Trabzonspor’un geçer haftaki Sivasspor maçından sonra sevgili hocamız Abdullah Avcı’nın ‘İyi futbolun yanında mücadeleci bir oyun ortaya koyduk’ diye mikrofonlara konuşmasını şahsen ben yadırgadım.
Çünkü bizim arzuladığımız Trabzonspor, böyle olamaz.
Bakın geçen sezon ki maçlarımızın çoğundan zevk alıyorduk.
Tamam ofansif olarak iyiydik, defanstaki sıkıntılardan dolayı da gol yiyorduk.
Ama oynanan futbol herkesi heyecanlandırıyordu.
Bu sezona bakıyoruz Trabzonspor’u başkanıyla da hocasıyla da verdikleri beyanatlar sanki sıra takımların beklentileri gibi.
Eğer sevgili başkanımız bu sezon ki transferleri beğeniyorsa, ‘transferde hata yapmadık’ diyorsa benim başkanımıza bu konuda söyleyecek şeyim yok.

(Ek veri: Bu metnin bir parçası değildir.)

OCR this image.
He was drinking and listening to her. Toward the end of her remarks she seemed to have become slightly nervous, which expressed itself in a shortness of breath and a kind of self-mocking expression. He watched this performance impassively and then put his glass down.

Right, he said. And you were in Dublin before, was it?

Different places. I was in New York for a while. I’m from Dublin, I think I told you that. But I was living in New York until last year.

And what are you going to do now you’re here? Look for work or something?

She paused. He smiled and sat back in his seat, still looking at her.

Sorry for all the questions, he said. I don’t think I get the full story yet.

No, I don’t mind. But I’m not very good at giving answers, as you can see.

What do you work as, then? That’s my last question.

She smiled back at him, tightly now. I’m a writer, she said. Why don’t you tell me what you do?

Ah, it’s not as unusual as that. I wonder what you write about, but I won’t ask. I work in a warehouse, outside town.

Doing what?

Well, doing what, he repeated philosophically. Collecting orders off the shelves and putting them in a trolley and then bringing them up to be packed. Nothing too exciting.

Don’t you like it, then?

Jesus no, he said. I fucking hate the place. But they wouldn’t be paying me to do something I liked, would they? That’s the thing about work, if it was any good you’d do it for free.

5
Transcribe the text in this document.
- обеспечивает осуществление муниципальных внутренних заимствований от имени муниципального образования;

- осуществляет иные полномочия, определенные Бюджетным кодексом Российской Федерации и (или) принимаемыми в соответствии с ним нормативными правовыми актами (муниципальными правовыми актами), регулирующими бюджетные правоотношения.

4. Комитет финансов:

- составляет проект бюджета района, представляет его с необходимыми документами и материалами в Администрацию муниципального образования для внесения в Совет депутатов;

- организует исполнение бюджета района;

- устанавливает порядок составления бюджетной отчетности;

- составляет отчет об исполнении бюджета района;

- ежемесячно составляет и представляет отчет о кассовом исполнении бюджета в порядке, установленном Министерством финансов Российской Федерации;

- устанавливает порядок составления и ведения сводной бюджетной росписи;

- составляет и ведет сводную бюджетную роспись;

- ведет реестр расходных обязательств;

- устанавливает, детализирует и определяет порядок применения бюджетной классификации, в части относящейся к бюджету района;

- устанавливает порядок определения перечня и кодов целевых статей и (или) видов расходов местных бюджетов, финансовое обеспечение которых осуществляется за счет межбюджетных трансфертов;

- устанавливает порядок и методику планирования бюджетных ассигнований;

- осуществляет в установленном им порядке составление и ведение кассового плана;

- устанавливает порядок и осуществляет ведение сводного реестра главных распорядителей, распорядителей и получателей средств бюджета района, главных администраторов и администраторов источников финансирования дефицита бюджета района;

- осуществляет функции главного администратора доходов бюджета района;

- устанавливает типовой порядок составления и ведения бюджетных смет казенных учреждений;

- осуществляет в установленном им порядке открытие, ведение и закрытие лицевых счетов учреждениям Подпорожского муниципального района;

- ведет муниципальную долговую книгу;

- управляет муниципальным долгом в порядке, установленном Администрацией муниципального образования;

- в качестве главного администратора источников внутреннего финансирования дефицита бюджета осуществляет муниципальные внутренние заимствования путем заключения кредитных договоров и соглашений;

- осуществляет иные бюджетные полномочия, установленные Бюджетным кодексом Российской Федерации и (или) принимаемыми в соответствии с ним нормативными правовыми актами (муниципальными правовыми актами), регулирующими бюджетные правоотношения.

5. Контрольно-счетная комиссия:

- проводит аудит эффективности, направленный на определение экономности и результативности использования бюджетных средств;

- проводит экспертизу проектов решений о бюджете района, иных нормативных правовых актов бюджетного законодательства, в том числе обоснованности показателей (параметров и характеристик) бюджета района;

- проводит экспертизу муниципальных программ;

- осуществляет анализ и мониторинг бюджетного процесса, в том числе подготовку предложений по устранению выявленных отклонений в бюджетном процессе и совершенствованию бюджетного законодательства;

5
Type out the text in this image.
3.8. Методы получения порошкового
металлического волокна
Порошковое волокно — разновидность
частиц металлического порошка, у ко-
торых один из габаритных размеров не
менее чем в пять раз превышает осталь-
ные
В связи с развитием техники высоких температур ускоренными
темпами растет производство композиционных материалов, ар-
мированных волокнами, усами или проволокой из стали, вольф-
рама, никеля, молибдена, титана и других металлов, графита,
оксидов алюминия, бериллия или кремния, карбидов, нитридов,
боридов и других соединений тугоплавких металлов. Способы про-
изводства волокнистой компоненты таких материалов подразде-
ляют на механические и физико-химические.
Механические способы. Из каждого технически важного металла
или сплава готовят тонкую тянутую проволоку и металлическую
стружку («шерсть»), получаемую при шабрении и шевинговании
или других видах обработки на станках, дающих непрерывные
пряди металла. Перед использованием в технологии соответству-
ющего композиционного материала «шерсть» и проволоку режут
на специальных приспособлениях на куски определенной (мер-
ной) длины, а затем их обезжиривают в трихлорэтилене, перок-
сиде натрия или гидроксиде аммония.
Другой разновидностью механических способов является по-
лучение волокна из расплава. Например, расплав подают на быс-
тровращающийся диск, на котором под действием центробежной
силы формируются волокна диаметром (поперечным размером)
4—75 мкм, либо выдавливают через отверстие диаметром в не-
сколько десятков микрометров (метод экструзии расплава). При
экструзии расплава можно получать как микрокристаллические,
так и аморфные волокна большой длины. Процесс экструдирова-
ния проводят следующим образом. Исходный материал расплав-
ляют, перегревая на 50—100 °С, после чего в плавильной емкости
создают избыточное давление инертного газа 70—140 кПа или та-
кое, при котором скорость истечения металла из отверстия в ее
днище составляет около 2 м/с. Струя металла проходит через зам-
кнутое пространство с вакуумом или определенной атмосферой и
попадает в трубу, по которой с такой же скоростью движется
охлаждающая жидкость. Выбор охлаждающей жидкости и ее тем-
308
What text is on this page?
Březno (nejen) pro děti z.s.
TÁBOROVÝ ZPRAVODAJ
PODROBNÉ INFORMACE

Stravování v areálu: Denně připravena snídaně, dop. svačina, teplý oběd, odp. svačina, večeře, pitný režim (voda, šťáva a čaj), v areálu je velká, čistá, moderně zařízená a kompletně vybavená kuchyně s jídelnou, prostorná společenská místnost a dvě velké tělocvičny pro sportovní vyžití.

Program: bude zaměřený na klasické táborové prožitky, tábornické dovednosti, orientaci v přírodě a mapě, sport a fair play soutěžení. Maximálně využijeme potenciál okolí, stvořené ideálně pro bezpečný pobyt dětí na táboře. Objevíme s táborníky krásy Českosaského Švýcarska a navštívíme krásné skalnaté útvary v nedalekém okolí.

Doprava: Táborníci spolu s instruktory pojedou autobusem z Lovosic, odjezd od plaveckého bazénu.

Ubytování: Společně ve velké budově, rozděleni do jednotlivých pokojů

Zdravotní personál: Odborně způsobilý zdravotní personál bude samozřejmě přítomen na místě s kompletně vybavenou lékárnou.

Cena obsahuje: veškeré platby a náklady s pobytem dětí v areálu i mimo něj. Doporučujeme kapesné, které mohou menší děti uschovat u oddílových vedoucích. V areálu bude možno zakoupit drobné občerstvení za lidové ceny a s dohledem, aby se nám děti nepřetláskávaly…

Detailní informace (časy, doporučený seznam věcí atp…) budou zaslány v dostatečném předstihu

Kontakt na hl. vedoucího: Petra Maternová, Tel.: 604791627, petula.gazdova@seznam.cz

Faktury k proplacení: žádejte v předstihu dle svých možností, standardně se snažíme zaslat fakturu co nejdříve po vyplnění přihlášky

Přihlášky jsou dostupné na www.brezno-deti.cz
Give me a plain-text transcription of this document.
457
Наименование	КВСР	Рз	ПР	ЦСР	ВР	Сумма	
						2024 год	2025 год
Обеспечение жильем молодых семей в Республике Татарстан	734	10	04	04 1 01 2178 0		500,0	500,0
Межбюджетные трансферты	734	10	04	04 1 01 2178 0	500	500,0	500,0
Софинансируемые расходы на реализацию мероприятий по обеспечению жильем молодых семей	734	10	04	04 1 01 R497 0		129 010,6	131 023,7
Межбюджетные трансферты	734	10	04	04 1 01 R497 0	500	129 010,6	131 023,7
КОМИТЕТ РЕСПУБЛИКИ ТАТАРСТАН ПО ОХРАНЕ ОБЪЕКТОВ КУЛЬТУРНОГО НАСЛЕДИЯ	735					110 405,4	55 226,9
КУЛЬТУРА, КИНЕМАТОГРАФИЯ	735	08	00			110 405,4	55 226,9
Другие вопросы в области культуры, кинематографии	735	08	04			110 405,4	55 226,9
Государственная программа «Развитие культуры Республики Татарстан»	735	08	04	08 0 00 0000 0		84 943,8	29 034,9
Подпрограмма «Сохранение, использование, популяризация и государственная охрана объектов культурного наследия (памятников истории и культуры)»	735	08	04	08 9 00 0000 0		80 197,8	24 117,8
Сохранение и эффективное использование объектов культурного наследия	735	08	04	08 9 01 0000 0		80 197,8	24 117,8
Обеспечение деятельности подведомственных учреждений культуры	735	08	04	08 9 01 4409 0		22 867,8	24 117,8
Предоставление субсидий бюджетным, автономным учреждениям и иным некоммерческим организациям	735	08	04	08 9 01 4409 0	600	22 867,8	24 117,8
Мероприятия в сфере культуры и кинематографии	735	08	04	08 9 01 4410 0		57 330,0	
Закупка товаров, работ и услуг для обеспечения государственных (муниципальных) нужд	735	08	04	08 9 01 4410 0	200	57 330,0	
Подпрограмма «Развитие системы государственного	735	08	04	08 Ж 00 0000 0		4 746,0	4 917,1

Sadece şunu derim, ‘İnsanlar hep hata yapar, önemli olan bu hatayı bilip kabullenmesi o kişiyi yüceltir’ derim.
Bu haftaki rakibimiz kardeş takım Kayserispor’du.
Ligdeki konumu ve oynadığı futbola baktığımızda onları zor günlerin beklediğini söylemeden geçemeyiz.
Trabzonspor’un Nwakaeme dışında eksiği yok.
Ancak Abdullah Avcı oyun dizilişinde değişiklik yaparak Diabate’yi sağ kanada aldı, Abdülkadir Ömür’ü ise forvet arkasına çekti. Afobe’yi keserek onun yerine de forvette Ekuban’a görev vererek maça başlamayı yeğledi.
Maça çok iyi başlangıç yapan taraf Kayserispor’du.
Daha 6.dakikada çok net bir pozisyona girdiler.
8.dakikada Kayserispor Henrique ile net golü atamadı.
Trabzonspor’un bunlara cevabı 13.dakikada oldu. Ancak Hugo’nun kafa vuruşu kale yerine auta gitti.
Kayserispor hep atak oynuyor biz ise tam tersini yapıyoruz.
İlk yarının son dakikasında Marlon, kaleye giren topu çıkartarak ilk yarıyı noktalayıp skorun bozulmamasını sağlamış oldu.
İlk yarıda müthiş bir Kayserispor baskısı vardı.
Takımımızı tanımak ise adeta imkansızdı.
İkinci yarıya Abdullah Avcı, çok akıllı bir hamle yaparak sarı kartı olan Pereira’yı oyundan aldı onun yanında hiçbir varlık gösteremeyen Diabate’nin yerine de Afobe’yi oyuna dahil etti.
Bu değişikliklerden sonra Trabzonspor’da oyun düzeni de değişti ve oyuna az da olsa denge gelmiş oldu.
Fakat bu dengelerle pozisyon olarak Trabzonspor yine yoktu.
Kayserispor’da ilk yarıdaki gibi ikinci yarıda pozisyonlara giremedi.
Son dakikalarda oyunun büyük bir bölümü Kayserispor’un hakimiyetinde geçti.
Trabzonspor takımı bu kadar ürkek oynatılmaz.
Bu takım top kazandığı zaman niye hiç golü düşünmüyor?
Tabi ki ileride çoğalma olmayınca pozisyona da giremiyoruz.
Bu konuda da en büyük etken ise hocamızdır.
Çünkü hocamız önce gol yememeyi oynamalıyız derse haliyle oyuncular da buna uymak için çok az gol pozisyonuna girebiliyor.
Bakın mütevazi kadrosu ile Kayserisporlu oyuncular canla başla mücadele ettiler.
Uğurcan’ı saymazsak ‘Trabzonspor’da ayakta duran bir oyuncu var mı?’ derseniz hayır derim.
Çünkü Trabzonspor kimliğini, benliğini tamamen kaybetmiş bir takım gibi mücadele etti.